# how well would a royal pleco with malawi peacocks and haps



## Guest (Apr 23, 2011)

i have a royal pleco thats in with my ca/sa cichlids that im getting rid of.. i put a royal in with my malawi before and it died dont know if it was because of the high ph or they jus killed him.. does anyone here keep royals with malawi? or even maybe put him in with my tangs that would be at an even higher ph... any suggestions? i currently have 2 bn in with the malawi and the completely ignore them


----------



## Fogelhund (Dec 3, 2002)

Most often they end up dead in with africans.. bristlenose are the better option as you've found out.


----------



## Guest (Apr 23, 2011)

would you attribute that to aggression or the high ph? i read somewhere that royals do ok with africans and other aggressive cichlids because they get so big mine isnt real big yet but id rather not get rid of him or put him in my already pretty crowded tropical community tank... he's in with my flowerhorn and other sa/ca mixs now and he's fine and i think they are more aggressive than africans


----------



## DJRansome (Oct 29, 2005)

Even giant common plecos are killed by mbuna...once their eyes are eaten they usually don't do well.


----------



## Guest (Apr 23, 2011)

i have peacocks and haps in there dj no mbuna  watcha think


----------



## DJRansome (Oct 29, 2005)

I think the threat to plecos is eye eating...thus even the largest fish can be killed. My peacocks were VERY interested in the eyes of my BN. I would not do it.


----------



## Guest (Apr 23, 2011)

so you took him out? what about in with my tangs? i have jumbo cyps, xenos, paracyps and foai in there.. all but the jumbo cyps are still juvies or subadults... u think itd do ok in the high ph as long as no1 tried to eat its eyes? i have an albino and reg bn in my malawi tank so far they are uninterested and i have alot of places for them to hide :::shrugs:::


----------



## DJRansome (Oct 29, 2005)

BN has about a 60% chance of survival with Malawi IME so far. Once they make it the first couple of weeks/months they are good. Royal pleco, less than 60% chance.

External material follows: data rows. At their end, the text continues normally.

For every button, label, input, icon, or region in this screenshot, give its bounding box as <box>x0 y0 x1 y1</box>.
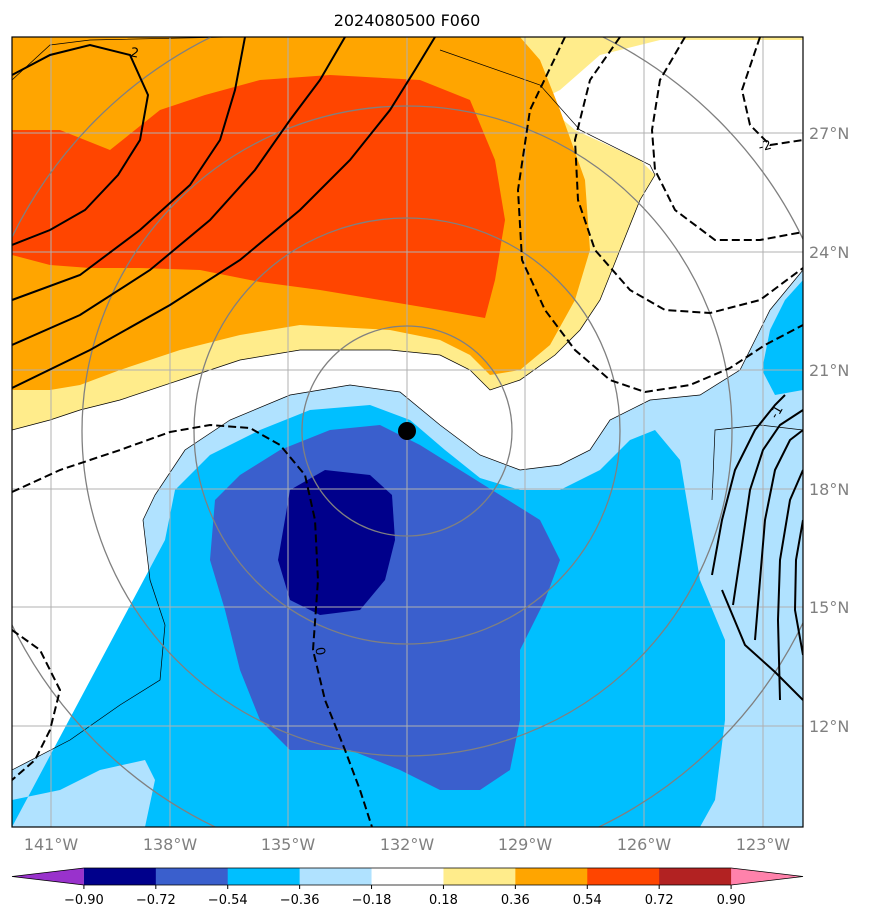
map-area: 2 -2 0 -1 <box>12 37 803 827</box>
lon-label: 135°W <box>261 835 316 854</box>
storm-center-marker <box>398 422 416 440</box>
colorbar-segment <box>227 868 301 885</box>
colorbar-tick-label: 0.18 <box>429 893 458 908</box>
positive-anomaly-shade-3 <box>12 75 505 318</box>
colorbar-segment <box>299 868 373 885</box>
lat-label: 18°N <box>809 480 849 499</box>
lat-label: 21°N <box>809 361 849 380</box>
colorbar-segment <box>371 868 444 885</box>
lat-label: 24°N <box>809 243 849 262</box>
map-title: 2024080500 F060 <box>334 11 481 30</box>
colorbar-tick-label: −0.90 <box>64 893 104 908</box>
colorbar-segment <box>155 868 229 885</box>
contour-label-2: 2 <box>129 45 140 61</box>
range-rings <box>12 37 803 827</box>
colorbar-tick-label: 0.36 <box>501 893 530 908</box>
lon-label: 141°W <box>24 835 79 854</box>
colorbar-tick-label: 0.90 <box>717 893 746 908</box>
map-frame <box>11 36 804 828</box>
positive-contours <box>12 37 803 701</box>
colorbar-segment <box>515 868 588 885</box>
colorbar-segment <box>83 868 157 885</box>
colorbar-segment <box>659 868 732 885</box>
negative-anomaly-shade-4 <box>278 470 395 615</box>
lon-label: 132°W <box>380 835 435 854</box>
lon-label: 123°W <box>736 835 791 854</box>
contour-label-0: 0 <box>311 646 327 657</box>
colorbar-segment <box>731 868 803 885</box>
negative-contours <box>12 37 803 827</box>
colorbar-segment <box>12 868 84 885</box>
lon-label: 126°W <box>617 835 672 854</box>
lat-label: 27°N <box>809 124 849 143</box>
zero-shade-outline <box>12 37 656 431</box>
colorbar-tick-label: 0.54 <box>573 893 602 908</box>
negative-shade-outline <box>12 269 803 771</box>
lat-label: 12°N <box>809 717 849 736</box>
colorbar: −0.90 −0.72 −0.54 −0.36 −0.18 0.18 0.36 0.54 0.7… <box>11 867 804 908</box>
lat-label: 15°N <box>809 598 849 617</box>
contour-label-neg2: -2 <box>757 138 773 156</box>
colorbar-tick-label: −0.36 <box>280 893 320 908</box>
colorbar-tick-label: 0.72 <box>645 893 674 908</box>
colorbar-segment <box>443 868 516 885</box>
colorbar-segment <box>587 868 660 885</box>
longitude-labels: 141°W 138°W 135°W 132°W 129°W 126°W 123°… <box>24 835 791 854</box>
latitude-labels: 27°N 24°N 21°N 18°N 15°N 12°N <box>809 124 849 736</box>
colorbar-tick-label: −0.54 <box>208 893 248 908</box>
colorbar-tick-label: −0.18 <box>352 893 392 908</box>
negative-anomaly-shade-2b <box>762 280 803 395</box>
colorbar-tick-label: −0.72 <box>136 893 176 908</box>
lon-label: 138°W <box>143 835 198 854</box>
lon-label: 129°W <box>498 835 553 854</box>
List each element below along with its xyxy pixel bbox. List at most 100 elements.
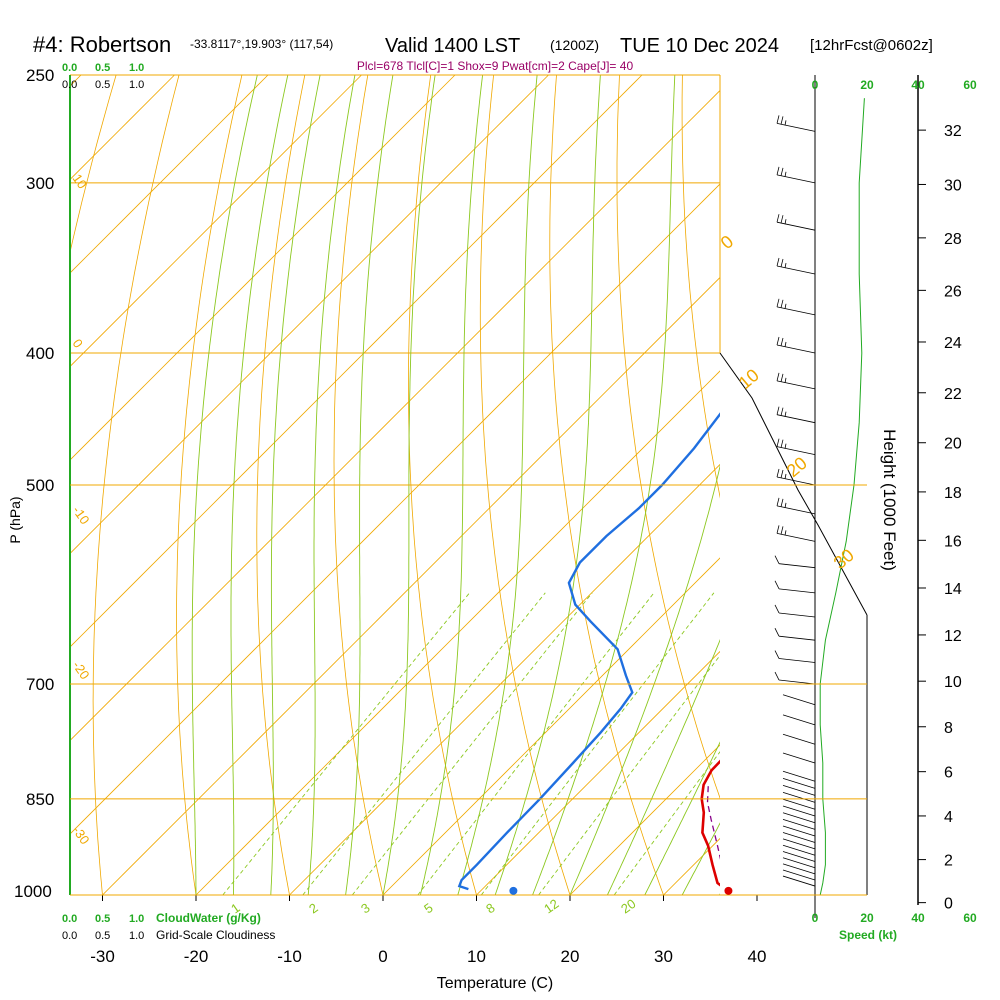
moist-adiabat-label: 20 <box>783 453 811 481</box>
moist-adiabat <box>532 75 676 895</box>
forecast-label: [12hrFcst@0602z] <box>810 37 933 54</box>
cloud-top-green-0: 0.0 <box>62 62 77 74</box>
height-axis-label: Height (1000 Feet) <box>880 429 899 571</box>
wind-barb <box>782 851 816 862</box>
cloudiness-label: Grid-Scale Cloudiness <box>156 928 275 942</box>
wind-barb <box>776 468 816 486</box>
wind-barb <box>782 770 816 782</box>
wind-barb <box>776 257 816 275</box>
moist-adiabat-label: 10 <box>735 365 763 393</box>
dry-adiabat <box>745 51 944 895</box>
mixing-ratio-label: 2 <box>306 900 321 916</box>
dry-adiabat <box>994 51 1000 895</box>
dry-adiabat <box>932 51 1000 895</box>
dry-adiabat <box>256 75 306 895</box>
pressure-tick-label: 500 <box>26 476 54 495</box>
temperature-profile <box>700 759 720 887</box>
wind-barb <box>776 438 816 456</box>
wind-barb <box>782 791 816 803</box>
height-tick-label: 10 <box>944 674 962 691</box>
wind-barb <box>782 838 816 850</box>
dry-adiabat <box>807 51 1000 895</box>
mixing-ratio-label: 5 <box>421 900 436 916</box>
height-tick-label: 6 <box>944 765 953 782</box>
wind-barb <box>774 628 816 641</box>
height-tick-label: 26 <box>944 283 962 300</box>
y-axis-label: P (hPa) <box>7 496 23 543</box>
mixing-ratio-line <box>222 592 470 895</box>
height-tick-label: 32 <box>944 123 962 140</box>
wind-barb <box>782 812 816 824</box>
mixing-ratio-label: 8 <box>483 900 498 916</box>
wind-barb <box>782 875 816 887</box>
wind-panel <box>774 98 865 896</box>
moist-adiabat-label: 30 <box>830 545 858 573</box>
speed-top-tick-label: 20 <box>860 78 874 92</box>
wind-barb <box>782 819 816 830</box>
wind-barb <box>776 372 816 390</box>
profile-lines <box>457 412 720 891</box>
height-tick-label: 28 <box>944 231 962 248</box>
height-tick-label: 18 <box>944 485 962 502</box>
dewpoint-profile <box>457 412 720 891</box>
dry-adiabat-label: -10 <box>70 503 93 527</box>
valid-time: Valid 1400 LST <box>385 35 520 57</box>
moist-adiabat <box>230 75 289 895</box>
dry-adiabat <box>92 75 180 895</box>
speed-top-tick-label: 60 <box>963 78 977 92</box>
speed-bottom-tick-label: 60 <box>963 911 977 925</box>
moist-adiabat <box>382 75 436 895</box>
station-title: #4: Robertson <box>33 32 171 57</box>
wind-barb <box>776 166 816 184</box>
cloud-bottom-black-1: 0.5 <box>95 930 110 942</box>
speed-axis-label: Speed (kt) <box>839 928 897 942</box>
cloud-top-green-1: 0.5 <box>95 62 110 74</box>
dry-adiabat-label: 0 <box>70 336 86 351</box>
wind-barb <box>774 604 816 618</box>
speed-top-tick-label: 40 <box>911 78 925 92</box>
height-tick-label: 20 <box>944 436 962 453</box>
wind-barb <box>782 832 816 843</box>
x-tick-label: 0 <box>378 947 387 966</box>
mixing-ratio-line <box>538 654 720 895</box>
height-tick-label: 16 <box>944 533 962 550</box>
wind-barb <box>782 798 816 810</box>
pressure-tick-label: 250 <box>26 66 54 85</box>
dry-adiabat-label: 10 <box>70 171 91 191</box>
moist-adiabat <box>270 75 321 895</box>
wind-speed-profile <box>819 98 865 896</box>
wind-barb <box>782 784 816 796</box>
cloudwater-label: CloudWater (g/Kg) <box>156 911 261 925</box>
x-tick-label: 20 <box>561 947 580 966</box>
isotherm-line <box>476 650 720 895</box>
moist-adiabat <box>307 75 356 895</box>
x-tick-label: 40 <box>748 947 767 966</box>
valid-date: TUE 10 Dec 2024 <box>620 35 779 57</box>
chart-header: #4: Robertson -33.8117°,19.903° (117,54)… <box>33 32 933 73</box>
wind-barb <box>776 406 816 424</box>
isotherm-line <box>70 75 362 368</box>
isotherm-line <box>70 75 269 274</box>
moist-adiabat <box>345 75 394 895</box>
speed-bottom-tick-label: 0 <box>812 911 819 925</box>
cloud-bottom-green-1: 0.5 <box>95 913 110 925</box>
dry-adiabat <box>616 75 720 800</box>
wind-barb <box>774 555 816 569</box>
wind-barb <box>782 825 816 837</box>
dry-adiabat-label: -20 <box>70 658 93 682</box>
cloud-top-green-2: 1.0 <box>129 62 144 74</box>
valid-utc: (1200Z) <box>550 37 599 53</box>
cloud-top-black-1: 0.5 <box>95 79 110 91</box>
wind-barb <box>774 650 816 663</box>
height-tick-label: 14 <box>944 581 962 598</box>
x-tick-label: -20 <box>184 947 209 966</box>
cloud-top-black-0: 0.0 <box>62 79 77 91</box>
wind-barb <box>782 777 816 789</box>
isotherm-line <box>382 557 720 895</box>
cloud-bottom-green-0: 0.0 <box>62 913 77 925</box>
speed-bottom-tick-label: 20 <box>860 911 874 925</box>
height-tick-label: 4 <box>944 809 953 826</box>
cloud-bottom-black-2: 1.0 <box>129 930 144 942</box>
wind-barb <box>782 694 816 706</box>
sounding-parameters: Plcl=678 Tlcl[C]=1 Shox=9 Pwat[cm]=2 Cap… <box>357 59 634 73</box>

Often the plecos are not smart/quick enough to take advantage of the hiding places.


----------



## noki (Jun 13, 2003)

Plecos are a bit hit and miss. If established they may last, but remember that a cichlid tank is pretty stressful. Probably not wise to mess with rarer more expensive Plecos, but it's your decision.


----------



## Guest (Apr 23, 2011)

well i already have it... and if it doesnt go in with any of my cichlids its going in a 55 with a bunch of fish and i already have a clown pleco, small albino sailfin bn, and a decent size blue phantom pleco in there... so if i can get away with putting it in a diff tank then i want to.. what do you guys think about putting it in with the tangs... they seem a lil less mean than the malawi


----------



## Chunkanese (Feb 4, 2011)

I've never seen a pleco injured seriously from cichlids. I had a 10 inch common in with my cichlids. I personally haven't had aggression like that so It wouldn't bother me. my red zebra would bite my arm leaving welts but he never bit the pleco, even when he was spawning and the pleco would lay in his territory. Up to you. I gave mine away because he was so clumsy. Seems like the others have had less luck..


----------



## Fogelhund (Dec 3, 2002)

m1ke715m said:


> well i already have it... and if it doesnt go in with any of my cichlids its going in a 55 with a bunch of fish and i already have a clown pleco, small albino sailfin bn, and a decent size blue phantom pleco in there... so if i can get away with putting it in a diff tank then i want to.. what do you guys think about putting it in with the tangs... they seem a lil less mean than the malawi


What is the ph of the Tang tank?


----------



## Guest (Apr 24, 2011)

i use seachem tang buffer looks like around 8.4 i actually use more of it than recommended to get it that high if i go with 1tsp/10gallons it only goes to like 8... plus this ati master kit high ph solution really sucks it ends up showing up a diff color than they offer you in my malawi tank i use seachem malawi buffer and i use 1.5tsp/10gallons and same with tang buffer


----------



## Fogelhund (Dec 3, 2002)

Don't put the Royal in with the Tangs... pretty much a death sentence at that ph... I might consider selling it, as it doesn't seem like you really have room for it.


----------



## Guest (Apr 24, 2011)

Ill put him in my community tank before i sell him..


----------